# Motivation for this extra analysis

When sharing the results of the missing data, the two top features of that list are related with the same source and could potentially give us a hidden pattern. Thus we are going to complete some quick analysis to probe if they are relevant as predictors or not.

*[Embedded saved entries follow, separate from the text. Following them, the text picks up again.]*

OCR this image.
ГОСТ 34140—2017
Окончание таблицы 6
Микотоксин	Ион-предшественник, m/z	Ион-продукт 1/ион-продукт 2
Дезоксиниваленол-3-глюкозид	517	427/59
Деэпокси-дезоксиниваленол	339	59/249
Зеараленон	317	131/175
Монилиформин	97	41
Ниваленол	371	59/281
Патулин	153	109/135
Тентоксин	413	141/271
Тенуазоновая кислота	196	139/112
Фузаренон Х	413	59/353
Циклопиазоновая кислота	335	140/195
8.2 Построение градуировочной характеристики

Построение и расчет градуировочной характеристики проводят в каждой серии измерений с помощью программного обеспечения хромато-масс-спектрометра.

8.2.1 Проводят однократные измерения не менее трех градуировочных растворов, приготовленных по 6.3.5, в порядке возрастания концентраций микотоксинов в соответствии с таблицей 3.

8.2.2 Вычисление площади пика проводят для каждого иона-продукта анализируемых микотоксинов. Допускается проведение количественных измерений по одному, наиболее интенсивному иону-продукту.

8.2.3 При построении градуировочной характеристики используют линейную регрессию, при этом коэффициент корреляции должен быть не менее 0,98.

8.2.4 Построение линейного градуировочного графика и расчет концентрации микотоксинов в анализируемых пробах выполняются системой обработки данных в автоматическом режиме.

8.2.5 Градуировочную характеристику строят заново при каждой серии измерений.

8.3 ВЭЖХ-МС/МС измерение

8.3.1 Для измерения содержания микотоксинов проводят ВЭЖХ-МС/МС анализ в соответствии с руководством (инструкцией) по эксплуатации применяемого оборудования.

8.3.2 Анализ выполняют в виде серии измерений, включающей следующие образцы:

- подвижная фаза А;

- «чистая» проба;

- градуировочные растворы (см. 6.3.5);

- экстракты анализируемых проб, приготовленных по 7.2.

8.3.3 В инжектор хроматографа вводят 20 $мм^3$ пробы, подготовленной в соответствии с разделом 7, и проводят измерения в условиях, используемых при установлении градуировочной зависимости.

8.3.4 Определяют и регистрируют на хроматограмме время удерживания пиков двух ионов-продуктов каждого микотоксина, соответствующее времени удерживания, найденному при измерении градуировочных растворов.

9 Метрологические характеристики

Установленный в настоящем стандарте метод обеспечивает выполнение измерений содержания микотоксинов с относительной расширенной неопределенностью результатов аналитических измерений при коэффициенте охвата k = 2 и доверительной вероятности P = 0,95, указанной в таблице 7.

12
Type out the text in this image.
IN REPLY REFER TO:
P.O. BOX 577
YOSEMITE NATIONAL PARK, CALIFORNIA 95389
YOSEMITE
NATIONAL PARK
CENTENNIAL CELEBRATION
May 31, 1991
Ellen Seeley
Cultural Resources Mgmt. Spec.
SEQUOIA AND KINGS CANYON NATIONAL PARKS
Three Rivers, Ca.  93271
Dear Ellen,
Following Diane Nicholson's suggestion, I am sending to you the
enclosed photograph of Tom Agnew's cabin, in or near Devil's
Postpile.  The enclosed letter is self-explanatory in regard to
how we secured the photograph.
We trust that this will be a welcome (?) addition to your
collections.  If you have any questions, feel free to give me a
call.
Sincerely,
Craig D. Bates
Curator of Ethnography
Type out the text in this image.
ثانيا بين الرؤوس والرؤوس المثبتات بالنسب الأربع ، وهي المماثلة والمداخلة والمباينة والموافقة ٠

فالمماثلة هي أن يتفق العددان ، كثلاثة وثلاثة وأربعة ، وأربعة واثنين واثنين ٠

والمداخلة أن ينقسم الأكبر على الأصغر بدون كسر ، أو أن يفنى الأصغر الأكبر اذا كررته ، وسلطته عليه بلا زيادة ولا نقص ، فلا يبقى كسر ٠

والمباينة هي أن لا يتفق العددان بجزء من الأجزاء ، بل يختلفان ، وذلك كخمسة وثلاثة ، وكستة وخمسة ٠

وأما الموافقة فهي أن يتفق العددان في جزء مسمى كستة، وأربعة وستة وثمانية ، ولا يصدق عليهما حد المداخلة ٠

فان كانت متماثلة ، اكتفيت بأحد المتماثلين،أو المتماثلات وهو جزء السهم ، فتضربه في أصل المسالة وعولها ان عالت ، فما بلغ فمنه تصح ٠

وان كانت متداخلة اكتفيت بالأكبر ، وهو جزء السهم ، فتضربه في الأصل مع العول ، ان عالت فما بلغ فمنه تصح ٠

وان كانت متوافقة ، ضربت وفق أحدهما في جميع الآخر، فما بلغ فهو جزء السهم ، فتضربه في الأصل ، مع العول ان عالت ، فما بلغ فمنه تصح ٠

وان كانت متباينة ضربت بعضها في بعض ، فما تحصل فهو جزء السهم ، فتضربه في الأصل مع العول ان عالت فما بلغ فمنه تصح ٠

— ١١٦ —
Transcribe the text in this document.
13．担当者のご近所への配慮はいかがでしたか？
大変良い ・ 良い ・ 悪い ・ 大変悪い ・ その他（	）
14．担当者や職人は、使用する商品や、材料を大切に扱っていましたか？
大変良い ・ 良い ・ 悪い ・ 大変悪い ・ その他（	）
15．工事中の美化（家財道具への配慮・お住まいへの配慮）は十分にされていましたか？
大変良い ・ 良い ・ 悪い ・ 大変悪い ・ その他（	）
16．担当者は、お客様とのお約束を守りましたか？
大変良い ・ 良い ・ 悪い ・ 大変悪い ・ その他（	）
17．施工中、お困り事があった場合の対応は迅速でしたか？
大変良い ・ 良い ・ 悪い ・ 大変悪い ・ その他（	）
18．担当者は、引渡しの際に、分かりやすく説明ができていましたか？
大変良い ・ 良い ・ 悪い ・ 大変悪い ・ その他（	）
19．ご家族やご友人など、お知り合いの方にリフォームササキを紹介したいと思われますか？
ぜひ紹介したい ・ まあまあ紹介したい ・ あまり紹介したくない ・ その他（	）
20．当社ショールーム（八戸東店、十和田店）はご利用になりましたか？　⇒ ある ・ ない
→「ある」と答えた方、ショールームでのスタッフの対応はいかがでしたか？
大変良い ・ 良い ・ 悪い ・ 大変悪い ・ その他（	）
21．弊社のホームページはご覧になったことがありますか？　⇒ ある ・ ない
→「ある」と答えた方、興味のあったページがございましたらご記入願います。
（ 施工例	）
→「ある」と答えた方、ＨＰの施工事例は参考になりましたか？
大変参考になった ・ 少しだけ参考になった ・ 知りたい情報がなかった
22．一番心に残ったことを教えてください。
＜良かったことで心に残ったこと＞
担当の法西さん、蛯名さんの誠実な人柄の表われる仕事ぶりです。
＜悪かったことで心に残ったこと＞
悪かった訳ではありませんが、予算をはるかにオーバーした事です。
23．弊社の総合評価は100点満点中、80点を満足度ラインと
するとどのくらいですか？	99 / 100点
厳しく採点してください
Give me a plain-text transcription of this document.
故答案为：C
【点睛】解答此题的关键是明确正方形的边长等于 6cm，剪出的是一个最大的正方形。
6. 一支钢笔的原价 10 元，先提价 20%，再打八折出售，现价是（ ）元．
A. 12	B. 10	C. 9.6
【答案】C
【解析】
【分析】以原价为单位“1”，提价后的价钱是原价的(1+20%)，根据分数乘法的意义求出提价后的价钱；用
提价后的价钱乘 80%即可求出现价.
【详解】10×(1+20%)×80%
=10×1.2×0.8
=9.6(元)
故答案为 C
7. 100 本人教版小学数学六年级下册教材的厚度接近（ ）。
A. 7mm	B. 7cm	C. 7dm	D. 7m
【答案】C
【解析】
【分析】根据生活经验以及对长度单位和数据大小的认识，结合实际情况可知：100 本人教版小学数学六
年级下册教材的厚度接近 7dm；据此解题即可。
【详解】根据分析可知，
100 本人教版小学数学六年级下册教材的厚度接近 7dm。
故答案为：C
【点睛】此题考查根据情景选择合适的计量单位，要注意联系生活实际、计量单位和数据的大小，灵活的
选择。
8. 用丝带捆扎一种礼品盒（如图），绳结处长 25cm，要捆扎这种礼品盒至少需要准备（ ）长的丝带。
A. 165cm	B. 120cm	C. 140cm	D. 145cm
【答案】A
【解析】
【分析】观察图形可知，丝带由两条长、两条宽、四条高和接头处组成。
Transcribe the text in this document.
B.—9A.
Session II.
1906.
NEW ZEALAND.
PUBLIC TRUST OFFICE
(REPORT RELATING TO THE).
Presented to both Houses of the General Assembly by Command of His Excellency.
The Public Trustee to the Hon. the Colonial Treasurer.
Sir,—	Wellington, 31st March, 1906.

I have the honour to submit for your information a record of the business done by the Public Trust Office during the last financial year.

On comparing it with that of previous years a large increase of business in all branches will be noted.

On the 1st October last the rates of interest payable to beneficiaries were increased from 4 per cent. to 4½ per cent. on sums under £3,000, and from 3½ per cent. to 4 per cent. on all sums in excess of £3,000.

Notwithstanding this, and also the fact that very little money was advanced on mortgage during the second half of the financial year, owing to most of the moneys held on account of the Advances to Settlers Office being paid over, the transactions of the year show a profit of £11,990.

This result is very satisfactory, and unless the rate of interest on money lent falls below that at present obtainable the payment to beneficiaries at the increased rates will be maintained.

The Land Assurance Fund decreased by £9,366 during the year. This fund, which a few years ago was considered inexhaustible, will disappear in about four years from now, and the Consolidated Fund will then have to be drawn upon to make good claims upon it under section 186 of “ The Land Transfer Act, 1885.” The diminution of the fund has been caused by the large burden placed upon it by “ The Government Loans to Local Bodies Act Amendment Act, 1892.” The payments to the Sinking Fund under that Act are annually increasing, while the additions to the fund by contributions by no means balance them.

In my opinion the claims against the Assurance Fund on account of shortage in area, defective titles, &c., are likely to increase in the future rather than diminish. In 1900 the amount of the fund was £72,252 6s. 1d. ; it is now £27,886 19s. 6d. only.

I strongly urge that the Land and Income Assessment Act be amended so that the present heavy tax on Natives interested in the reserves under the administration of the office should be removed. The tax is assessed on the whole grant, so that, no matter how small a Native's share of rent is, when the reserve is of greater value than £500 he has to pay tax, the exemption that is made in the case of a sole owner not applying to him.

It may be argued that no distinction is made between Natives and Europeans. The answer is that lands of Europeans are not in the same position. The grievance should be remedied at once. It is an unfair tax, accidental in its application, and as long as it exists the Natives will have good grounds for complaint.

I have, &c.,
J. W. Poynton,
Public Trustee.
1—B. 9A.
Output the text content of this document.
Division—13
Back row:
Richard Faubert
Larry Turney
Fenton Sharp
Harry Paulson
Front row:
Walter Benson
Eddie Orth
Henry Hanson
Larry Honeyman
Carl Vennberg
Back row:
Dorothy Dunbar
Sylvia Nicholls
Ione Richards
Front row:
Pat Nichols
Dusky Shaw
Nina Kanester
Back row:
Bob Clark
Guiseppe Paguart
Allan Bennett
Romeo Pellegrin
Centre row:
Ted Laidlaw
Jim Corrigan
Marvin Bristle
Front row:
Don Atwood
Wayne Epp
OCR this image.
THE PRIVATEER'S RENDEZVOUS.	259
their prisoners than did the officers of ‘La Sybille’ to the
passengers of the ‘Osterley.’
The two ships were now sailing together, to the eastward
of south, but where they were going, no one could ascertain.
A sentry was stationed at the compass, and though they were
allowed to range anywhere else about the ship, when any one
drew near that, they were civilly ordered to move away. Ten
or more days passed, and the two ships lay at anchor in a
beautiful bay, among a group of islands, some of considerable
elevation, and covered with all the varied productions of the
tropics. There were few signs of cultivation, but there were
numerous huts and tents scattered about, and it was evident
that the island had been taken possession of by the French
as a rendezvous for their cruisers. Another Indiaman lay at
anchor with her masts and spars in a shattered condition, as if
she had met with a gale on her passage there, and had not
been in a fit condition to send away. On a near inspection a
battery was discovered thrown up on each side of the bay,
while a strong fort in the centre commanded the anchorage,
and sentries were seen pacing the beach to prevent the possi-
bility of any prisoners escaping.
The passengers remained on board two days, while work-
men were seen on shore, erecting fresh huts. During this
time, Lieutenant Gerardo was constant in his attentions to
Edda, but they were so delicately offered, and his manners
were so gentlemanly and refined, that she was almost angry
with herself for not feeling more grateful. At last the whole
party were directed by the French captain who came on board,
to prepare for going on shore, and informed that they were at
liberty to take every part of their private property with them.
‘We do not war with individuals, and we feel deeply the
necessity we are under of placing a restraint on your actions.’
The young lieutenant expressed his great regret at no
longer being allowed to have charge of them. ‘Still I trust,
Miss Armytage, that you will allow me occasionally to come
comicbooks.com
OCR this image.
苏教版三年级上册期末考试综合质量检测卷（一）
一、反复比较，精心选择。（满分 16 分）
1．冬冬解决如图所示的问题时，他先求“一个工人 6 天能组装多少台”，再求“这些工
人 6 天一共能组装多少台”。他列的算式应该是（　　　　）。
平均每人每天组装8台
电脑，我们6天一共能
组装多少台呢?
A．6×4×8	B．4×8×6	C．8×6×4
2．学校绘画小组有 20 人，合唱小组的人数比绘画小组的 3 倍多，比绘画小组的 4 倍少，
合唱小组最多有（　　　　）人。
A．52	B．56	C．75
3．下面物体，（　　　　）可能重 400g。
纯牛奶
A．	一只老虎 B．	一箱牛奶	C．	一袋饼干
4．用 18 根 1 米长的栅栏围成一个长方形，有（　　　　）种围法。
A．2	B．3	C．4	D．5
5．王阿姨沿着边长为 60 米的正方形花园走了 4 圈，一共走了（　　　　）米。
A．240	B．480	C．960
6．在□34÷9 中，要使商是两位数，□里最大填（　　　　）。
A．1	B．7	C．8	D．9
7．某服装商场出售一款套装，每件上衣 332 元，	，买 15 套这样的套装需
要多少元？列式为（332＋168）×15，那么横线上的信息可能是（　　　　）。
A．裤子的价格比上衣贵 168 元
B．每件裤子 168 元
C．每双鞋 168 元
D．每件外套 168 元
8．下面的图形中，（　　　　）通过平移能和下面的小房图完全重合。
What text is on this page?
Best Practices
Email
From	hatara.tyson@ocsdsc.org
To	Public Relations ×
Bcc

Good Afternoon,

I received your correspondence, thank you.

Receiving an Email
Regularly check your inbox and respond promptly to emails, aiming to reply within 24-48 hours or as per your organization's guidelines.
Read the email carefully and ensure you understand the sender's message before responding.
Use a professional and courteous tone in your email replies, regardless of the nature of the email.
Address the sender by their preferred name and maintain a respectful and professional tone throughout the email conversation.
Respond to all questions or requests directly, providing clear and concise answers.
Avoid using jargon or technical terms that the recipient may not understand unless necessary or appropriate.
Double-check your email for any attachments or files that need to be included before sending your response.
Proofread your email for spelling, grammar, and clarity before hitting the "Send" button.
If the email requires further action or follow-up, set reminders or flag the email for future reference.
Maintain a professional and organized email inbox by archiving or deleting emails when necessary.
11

Steps we are going to follow:
1. Transform one of the top missing feature into a new synthetic binary feature. 1 meaning we have info about this source and 0 meaning we do not have it.
2. Add this feature to the correlation matrix and check if it is relevant for the label we want to predict or not.
3. If found to be relevant, generate a new dataset including this new synthetic feature.
4. Find again the best model using downsampling and learning from the lessons of the previous notebook.
5. Compare results.

In [None]:
%matplotlib inline
import pandas as pd
import matplotlib.pyplot as plt
import seaborn as sns
import numpy as np
import math

In [None]:
df = pd.read_csv('interview.csv')
df.head()

In [None]:
df = df.iloc[:,1:]

## Creating the sythetic feature

In [None]:
df['company_industrygroups'].isnull().sum()

In [None]:
df['company_industrygroups'] = df['company_industrygroups'].fillna('0')

In [None]:
df['tp_data'] = 1

In [None]:
df.loc[df['company_industrygroups']=='0','tp_data'] = 0

In [None]:
df.tp_data.value_counts()

In [None]:
leads_per_tp_data = df.groupby(["tp_data", "label"]).size().to_frame(name='count').reset_index()
sns.scatterplot(data=leads_per_tp_data, x="tp_data", y="count", hue="label", palette="Set2")

In [None]:
leads_per_tp_data

## Add the new feature to the cleaned dataset

In [None]:
c_df = pd.read_pickle("training_df")
c_df.head()

In [None]:
c_df['tp_data'] = df['tp_data']

## Repeate correlation matrix

In [None]:
plt.rcParams["figure.figsize"] = (20,10)
plt.tight_layout()

def paint_correlation_matrix(data):
    #Draw correlation mtx
    k = data.count(axis=1)[0] 
    corrmat = data.corr()
    cols = corrmat.nlargest(k, 'label')['label'].index
    cm = np.corrcoef(data[cols].values.T)
    sns.set(font_scale=1.25)
    hm = sns.heatmap(cm, cbar=True, annot=True, square=True, fmt='.2f', annot_kws={'size': 10}, yticklabels=cols.values, xticklabels=cols.values)
    plt.show()
    
paint_correlation_matrix(c_df)

In [None]:
c_df.to_pickle("training_df2")

## Conclusion

We found some pattern with the new synthetic feature and the label however when introducing it with the other features some correlation with an existing predictor was found, so we do not think this extra feature is going to introduce a lot of improvement.